E confirma: "Pode ter algum governo orgulho em que a sua capital do país seja a cidade mais cara para alugar da Europa? Mais cara da Europa. É Madrid, é Berlim, é Paris, é Roma? Não. É Lisboa. E, como bem sabem, o preço da venda da casa e do aluguel no Funchal ou noutras zonas da Madeira vai no mesmo caminho. Saltou nesses últimos anos, como nunca tinha acontecido anteriormente, porque se conjugaram as políticas de um Governo Regional do PSD, de um Governo nacional com a maioria absoluta do Partido Socialista, a promover o aumento dos preços, a favorecer o imobiliário, a favorecer a finança, quem festeja mil milhões de euros, de lucros de um banco, mais 800 de outro, sabe que esse dinheiro vem das famílias que estão a pagar juros pela sua habitação."
E continuou: "E isso é que é instabilidade. É isso que provoca a instabilidade. E, portanto, a maioria absoluta foi isso. Deixou-nos um rastro de destruição de problemas e de preocupação. Na saúde, a mesma coisa. No debate entre Pedro Nuno Santos e Mariana Mortágua, ela apresentou propostas sobre exclusividade, sobre as carreiras, sobre ir buscar médicos ao privado, sobre garantir os serviços de referência, coisa a qual o Partido Socialista nunca pode responder. E nós todos sabemos porque é que não pode responder.
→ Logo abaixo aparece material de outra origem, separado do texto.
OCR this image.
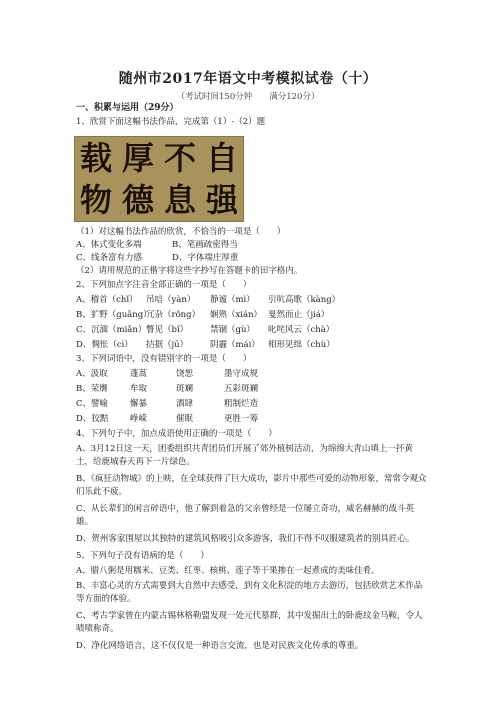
随州市2017年语文中考模拟试卷（十）
（考试时间150分钟　　满分120分）
一、积累与运用（29分）
1、欣赏下面这幅书法作品，完成第（1）-（2）题
载 厚 不 自
物 德 息 强
（1）对这幅书法作品的欣赏，不恰当的一项是（　　）
A、体式变化多端	B、笔画疏密得当
C、线条富有力感	D、字体端庄厚重
（2）请用规范的正楷字将这些字抄写在答题卡的田字格内。
2、下列加点字注音全部正确的一项是（　　）
A、稽首（chǐ） 吊唁（yàn） 静谧（mì） 引吭高歌（kàng）
B、犷野（guǎng）冗杂（rǒng） 娴熟（xián） 戛然而止（jiá）
C、沉湎（miǎn）瞥见（bǐ）	禁锢（gù） 叱咤风云（chà）
D、惆怅（cì） 拮据（jū）	阴霾（mái） 相形见绌（chù）
3、下列词语中，没有错别字的一项是（　　）
A、汲取	蓬蒿	饶恕	墨守成规
B、荣膺	牟取	斑斓	五彩斑斓
C、譬喻	懈暴	酒肆	粗制烂造
D、狡黠	峥嵘	催眠	更胜一筹
4、下列句子中，加点成语使用正确的一项是（　　）
A、3月12日这一天，团委组织共青团员们开展了郊外植树活动，为绵绵大青山填上一抔黄土，给鹿城春天再下一片绿色。
B、《疯狂动物城》的上映，在全球获得了巨大成功，影片中那些可爱的动物形象，常常令观众们乐此不疲。
C、从长辈们的闲言碎语中，他了解到着急的父亲曾经是一位屡立奇功，威名赫赫的战斗英雄。
D、贺州客家围屋以其独特的建筑风格吸引众多游客，我们不得不叹服建筑者的别具匠心。
5、下列句子没有语病的是（　　）
A、腊八粥是用糯米、豆类、红枣、核桃、莲子等干果掺在一起煮成的美味佳肴。
B、丰富心灵的方式需要到大自然中去感受，到有文化积淀的地方去游历，包括欣赏艺术作品等方面的体验。
C、考古学家曾在内蒙古锡林格勒盟发现一处元代墓群，其中发掘出土的卧鹿纹金马鞍，令人啧啧称奇。
D、净化网络语言，这不仅仅是一种语言交流，也是对民族文化传承的尊重。
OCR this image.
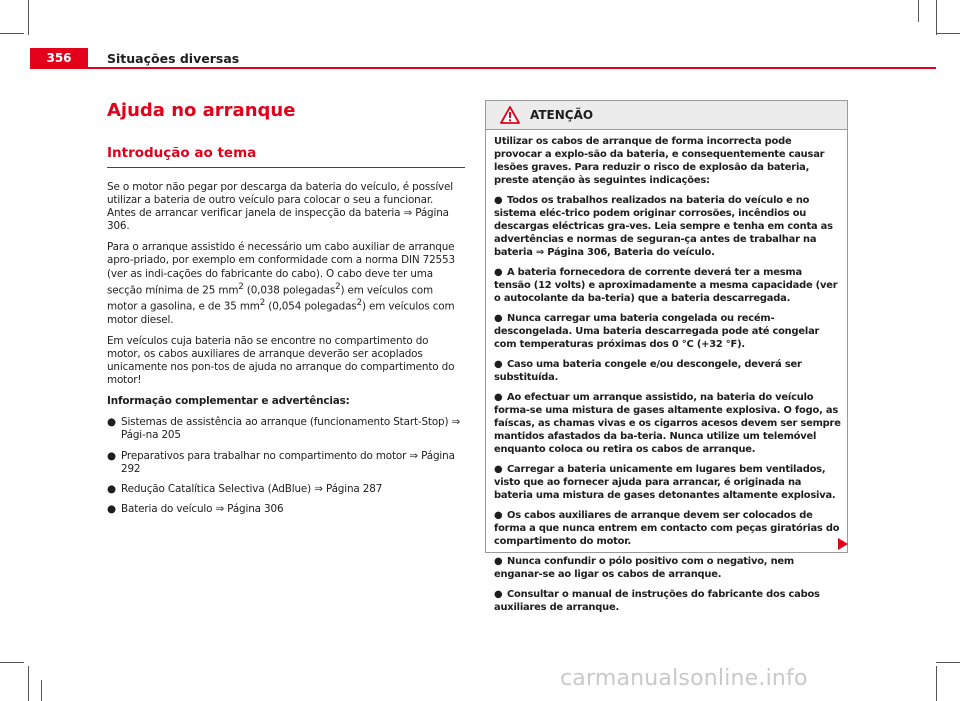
356	Situações diversas
Ajuda no arranque
Introdução ao tema

Se o motor não pegar por descarga da bateria do veículo, é possível utilizar a bateria de outro veículo para colocar o seu a funcionar. Antes de arrancar verificar janela de inspecção da bateria ⇒ Página 306.

Para o arranque assistido é necessário um cabo auxiliar de arranque apro-priado, por exemplo em conformidade com a norma DIN 72553 (ver as indi-cações do fabricante do cabo). O cabo deve ter uma secção mínima de 25 $mm^2$ (0,038 polegadas$^2$) em veículos com motor a gasolina, e de 35 $mm^2$ (0,054 polegadas$^2$) em veículos com motor diesel.

Em veículos cuja bateria não se encontre no compartimento do motor, os cabos auxiliares de arranque deverão ser acoplados unicamente nos pon-tos de ajuda no arranque do compartimento do motor!

Informação complementar e advertências:

● Sistemas de assistência ao arranque (funcionamento Start-Stop) ⇒ Pági-na 205
● Preparativos para trabalhar no compartimento do motor ⇒ Página 292
● Redução Catalítica Selectiva (AdBlue) ⇒ Página 287
● Bateria do veículo ⇒ Página 306
ATENÇÃO

Utilizar os cabos de arranque de forma incorrecta pode provocar a explo-são da bateria, e consequentemente causar lesões graves. Para reduzir o risco de explosão da bateria, preste atenção às seguintes indicações:

● Todos os trabalhos realizados na bateria do veículo e no sistema eléc-trico podem originar corrosões, incêndios ou descargas eléctricas gra-ves. Leia sempre e tenha em conta as advertências e normas de seguran-ça antes de trabalhar na bateria ⇒ Página 306, Bateria do veículo.
● A bateria fornecedora de corrente deverá ter a mesma tensão (12 volts) e aproximadamente a mesma capacidade (ver o autocolante da ba-teria) que a bateria descarregada.
● Nunca carregar uma bateria congelada ou recém-descongelada. Uma bateria descarregada pode até congelar com temperaturas próximas dos 0 °C (+32 °F).
● Caso uma bateria congele e/ou descongele, deverá ser substituída.
● Ao efectuar um arranque assistido, na bateria do veículo forma-se uma mistura de gases altamente explosiva. O fogo, as faíscas, as chamas vivas e os cigarros acesos devem ser sempre mantidos afastados da ba-teria. Nunca utilize um telemóvel enquanto coloca ou retira os cabos de arranque.
● Carregar a bateria unicamente em lugares bem ventilados, visto que ao fornecer ajuda para arrancar, é originada na bateria uma mistura de gases detonantes altamente explosiva.
● Os cabos auxiliares de arranque devem ser colocados de forma a que nunca entrem em contacto com peças giratórias do compartimento do motor.
● Nunca confundir o pólo positivo com o negativo, nem enganar-se ao ligar os cabos de arranque.
● Consultar o manual de instruções do fabricante dos cabos auxiliares de arranque.
carmanualsonline.info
Porque, na verdade, escolhiam um ministro da Saúde que, quando era médico num grande hospital público, trabalhava ao lado num hospital privado. Como é que um ministro assim pode defender exclusividade? Como é que pode defender carreiras sobre o Serviço Nacional de Saúde se ele próprio é o exemplo de como se está num lado e noutro e, portanto, se abandona a ideia, tem que haver uma dedicação equipas com médicos, com enfermeiros, com técnicos diagnósticos e que façam o trabalho para que a saúde seja uma confiança. Portanto, isto foi a maioria absoluta."
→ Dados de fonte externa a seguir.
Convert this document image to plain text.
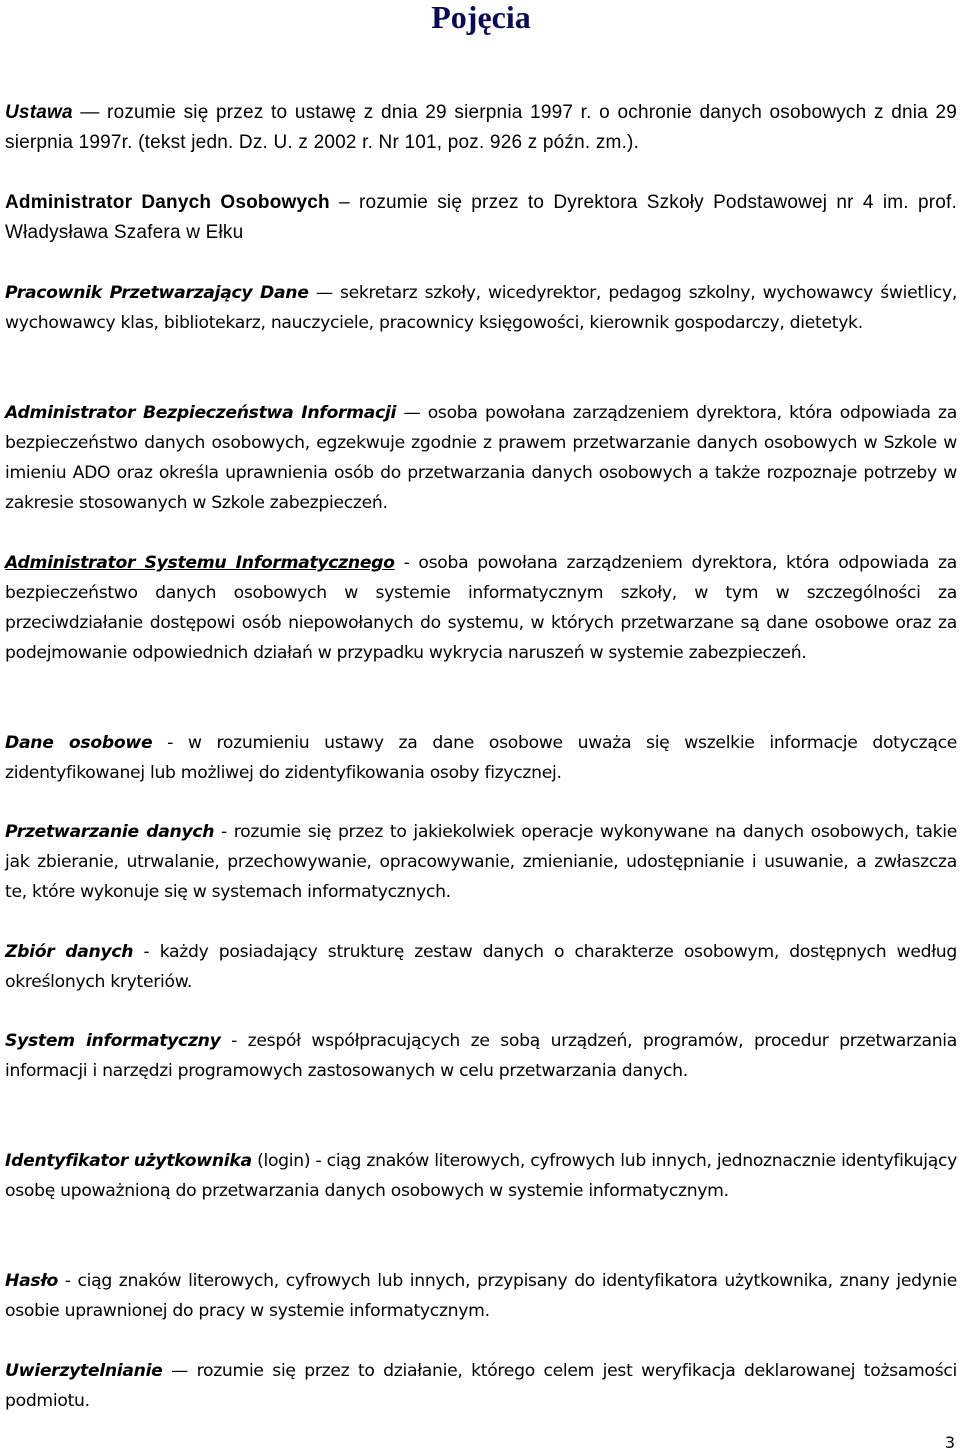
Pojęcia

Ustawa — rozumie się przez to ustawę z dnia 29 sierpnia 1997 r. o ochronie danych osobowych z dnia 29 sierpnia 1997r. (tekst jedn. Dz. U. z 2002 r. Nr 101, poz. 926 z późn. zm.).

Administrator Danych Osobowych – rozumie się przez to Dyrektora Szkoły Podstawowej nr 4 im. prof. Władysława Szafera w Ełku

Pracownik Przetwarzający Dane — sekretarz szkoły, wicedyrektor, pedagog szkolny, wychowawcy świetlicy, wychowawcy klas, bibliotekarz, nauczyciele, pracownicy księgowości, kierownik gospodarczy, dietetyk.

Administrator Bezpieczeństwa Informacji — osoba powołana zarządzeniem dyrektora, która odpowiada za bezpieczeństwo danych osobowych, egzekwuje zgodnie z prawem przetwarzanie danych osobowych w Szkole w imieniu ADO oraz określa uprawnienia osób do przetwarzania danych osobowych a także rozpoznaje potrzeby w zakresie stosowanych w Szkole zabezpieczeń.

Administrator Systemu Informatycznego - osoba powołana zarządzeniem dyrektora, która odpowiada za bezpieczeństwo danych osobowych w systemie informatycznym szkoły, w tym w szczególności za przeciwdziałanie dostępowi osób niepowołanych do systemu, w których przetwarzane są dane osobowe oraz za podejmowanie odpowiednich działań w przypadku wykrycia naruszeń w systemie zabezpieczeń.

Dane osobowe - w rozumieniu ustawy za dane osobowe uważa się wszelkie informacje dotyczące zidentyfikowanej lub możliwej do zidentyfikowania osoby fizycznej.

Przetwarzanie danych - rozumie się przez to jakiekolwiek operacje wykonywane na danych osobowych, takie jak zbieranie, utrwalanie, przechowywanie, opracowywanie, zmienianie, udostępnianie i usuwanie, a zwłaszcza te, które wykonuje się w systemach informatycznych.

Zbiór danych - każdy posiadający strukturę zestaw danych o charakterze osobowym, dostępnych według określonych kryteriów.

System informatyczny - zespół współpracujących ze sobą urządzeń, programów, procedur przetwarzania informacji i narzędzi programowych zastosowanych w celu przetwarzania danych.

Identyfikator użytkownika (login) - ciąg znaków literowych, cyfrowych lub innych, jednoznacznie identyfikujący osobę upoważnioną do przetwarzania danych osobowych w systemie informatycznym.

Hasło - ciąg znaków literowych, cyfrowych lub innych, przypisany do identyfikatora użytkownika, znany jedynie osobie uprawnionej do pracy w systemie informatycznym.

Uwierzytelnianie — rozumie się przez to działanie, którego celem jest weryfikacja deklarowanej tożsamości podmiotu.

3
Para Francisco Louça é isto que está em causa nestas eleições, reafirmando que "disputamos uma alternativa que seja consistente para obrigar a virar a página. Para mudar. Virarmos a página da austeridade em algum momento, e ela continua sempre, a tentar voltar a ameaçar-nos. Virar a página da maioria absoluta. Virar a página da política da saúde. Virar a página da política da habitação. Virar a página do salário. Proteger as pensões. Há um ano atrás, o governo estava a dizer, satisfeitíssimo com a sua maioria, que era um problema se as pensões continuassem a aumentar pelo nível da inflação", recorda.
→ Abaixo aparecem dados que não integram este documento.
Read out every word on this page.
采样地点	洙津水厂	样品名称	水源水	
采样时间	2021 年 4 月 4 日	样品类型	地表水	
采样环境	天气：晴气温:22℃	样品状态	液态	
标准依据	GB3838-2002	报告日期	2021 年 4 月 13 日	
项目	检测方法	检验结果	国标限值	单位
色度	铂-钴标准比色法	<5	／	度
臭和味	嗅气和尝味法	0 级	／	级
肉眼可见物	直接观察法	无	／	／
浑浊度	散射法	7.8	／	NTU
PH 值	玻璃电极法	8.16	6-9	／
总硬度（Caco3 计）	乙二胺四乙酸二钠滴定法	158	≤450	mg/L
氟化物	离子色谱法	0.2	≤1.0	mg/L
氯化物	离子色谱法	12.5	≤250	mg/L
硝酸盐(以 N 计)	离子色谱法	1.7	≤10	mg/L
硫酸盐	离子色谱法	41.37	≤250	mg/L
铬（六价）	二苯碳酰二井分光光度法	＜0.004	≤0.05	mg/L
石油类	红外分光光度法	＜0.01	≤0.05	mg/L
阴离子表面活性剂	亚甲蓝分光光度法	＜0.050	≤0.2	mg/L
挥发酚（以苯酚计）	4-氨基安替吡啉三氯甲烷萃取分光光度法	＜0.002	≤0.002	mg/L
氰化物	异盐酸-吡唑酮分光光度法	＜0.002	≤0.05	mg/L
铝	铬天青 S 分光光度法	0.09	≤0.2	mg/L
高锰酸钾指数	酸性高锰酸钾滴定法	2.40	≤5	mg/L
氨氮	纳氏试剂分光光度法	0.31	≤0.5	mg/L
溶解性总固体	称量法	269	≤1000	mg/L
"Ou seja, a não ser que os pensionistas percam o poder de compra, uma correção menor que a inflação, quer dizer, ter menos pensão, a não ser que percam, o sistema vai estar em risco. Era mentira. Foi baseado num documento falsificado. Era mentira. Não há nenhuma razão para que um governo, cujas receitas fiscais beneficiam da inflação, porque a principal é o IVA, pago sobre os bens de consumo, portanto, sobre o supermercado, não tenha, por obrigação e por decência, que pagar as pensões para que ninguém perca em relação à inflação, e na verdade, para que as pensões mais baixas também vão recuperando. Isso é o princípio elementar de uma política social. E essa ameaça, essa desvalorização do salário da pensão, como na habitação ou na saúde, foi a marca que nos trouxe, finalmente, à crise política", acusa e propõe.
"Eu creio que é por isso que a batalha do Bloco de Esquerda aqui na Madeira e no conjunto do país é tão determinante. O Bloco de Esquerda quer determinar o rumo político, quer ser decisivo, quer dar a certeza às pessoas políticas que defende, se impõem como alternativa. Não estão à espera que todos os compromissos necessários são para garantir a saúde, ou para garantir a educação, ou para garantir as pensões, ou para garantir o progresso dos salários e os direitos dos trabalhadores contra a precariedade que os vai atingindo. E isso que faz uma esquerda de confiança e uma esquerda de força", defende.